Real estate firms own or part-own around half of China’s top-tier clubs. But last year, the real estate sector was affected by the pandemic and a government crackdown. Several top clubs withdrew, revealing just how precarious their business models were.

Now the CFA bets on women’s football. The best clubs must have a women’s team if they want to participate in the Chinese Super League. There is some hope that the women’s game can be a clean slate. It already performs better internationally than the men’s team, having qualified for the World Cup this year, a feat the men’s team hasn’t achieved since 2002. According to Simons, the CFA appear to be “giving up on the men’s game, which has given no more what a pity”.

Some analysts believe the arrests of Chen and Li may be politically motivated. Certainly the higher-ups in the game don’t have the same political support they once did.
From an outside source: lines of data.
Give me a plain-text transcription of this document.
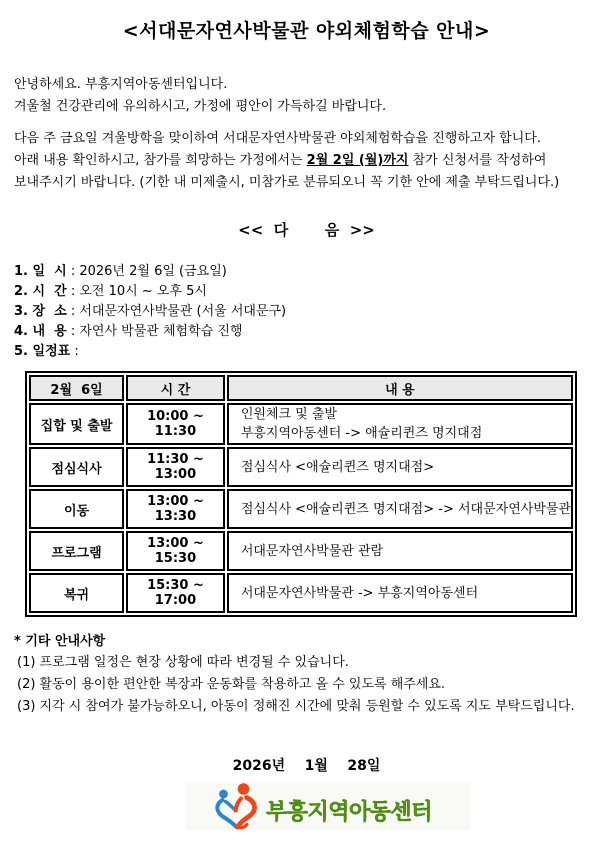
<서대문자연사박물관 야외체험학습 안내>
안녕하세요. 부흥지역아동센터입니다.
겨울철 건강관리에 유의하시고, 가정에 평안이 가득하길 바랍니다.
다음 주 금요일 겨울방학을 맞이하여 서대문자연사박물관 야외체험학습을 진행하고자 합니다.
아래 내용 확인하시고, 참가를 희망하는 가정에서는 2월 2일 (월)까지 참가 신청서를 작성하여
보내주시기 바랍니다. (기한 내 미제출시, 미참가로 분류되오니 꼭 기한 안에 제출 부탁드립니다.)
<<  다       음  >>
1. 일  시 : 2026년 2월 6일 (금요일)
2. 시  간 : 오전 10시 ~ 오후 5시
3. 장  소 : 서대문자연사박물관 (서울 서대문구)
4. 내  용 : 자연사 박물관 체험학습 진행
5. 일정표 :
2월  6일	시 간	내 용
집합 및 출발	10:00 ~ 11:30	인원체크 및 출발
부흥지역아동센터 -> 애슐리퀸즈 명지대점

점심식사	11:30 ~ 13:00	점심식사 <애슐리퀸즈 명지대점>

이동	13:00 ~ 13:30	점심식사 <애슐리퀸즈 명지대점> -> 서대문자연사박물관

프로그램	13:00 ~ 15:30	서대문자연사박물관 관람

복귀	15:30 ~ 17:00	서대문자연사박물관 -> 부흥지역아동센터
* 기타 안내사항
(1) 프로그램 일정은 현장 상황에 따라 변경될 수 있습니다.
(2) 활동이 용이한 편안한 복장과 운동화를 착용하고 올 수 있도록 해주세요.
(3) 지각 시 참여가 불가능하오니, 아동이 정해진 시간에 맞춰 등원할 수 있도록 지도 부탁드립니다.
2026년    1월    28일
부흥지역아동센터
The Xinjiang Flying Tigers line up before a match against the Jilin Northeast Tigers in the 2020-2021 season of the Chinese Basketball Association (CBA) league in Zhuji, Zhejiang province, on January 15, 2021.
The Xinjiang Flying Tigers line up before a match against the Jilin Northeast Tigers in the 2020-2021 season of the Chinese Basketball Association (CBA) league in Zhuji, Zhejiang province, on January 15, 2021. Photo: Xinhua/Alamy

The crackdown on soccer comes as basketball, China’s other “big ball” sport, faces a crisis that risks airing more dirt about the corruption of the Chinese sports industry in public.

Last month, the Xinjiang Flying Tigers withdrew from the Chinese Basketball Association (CBA) and released a statement on social media making fierce accusations against the league. The club accused the CBA of mismanagement, which it said was “the root of all kinds of chaos in Chinese basketball.” He pointed the finger squarely at Yao Ming, one of China’s biggest sports stars, who previously played in the US for the Houston Rockets and on the Chinese national team. Yao is the head of the CBA and a delegate to the National People’s Congress, China’s parliament. The Tigers accused him of being responsible for blurring the line between the business and government branches of the CBA.

The Tigers have apologized and been reinstated in the league, but some have questioned if the claims can be put back in the bottle. And, as Simon Chadwick, professor of sport and geopolitical economics at Skema Business School, points out, “The Chinese government has taken care of everyone else… so it may well be that basketball’s time has come.”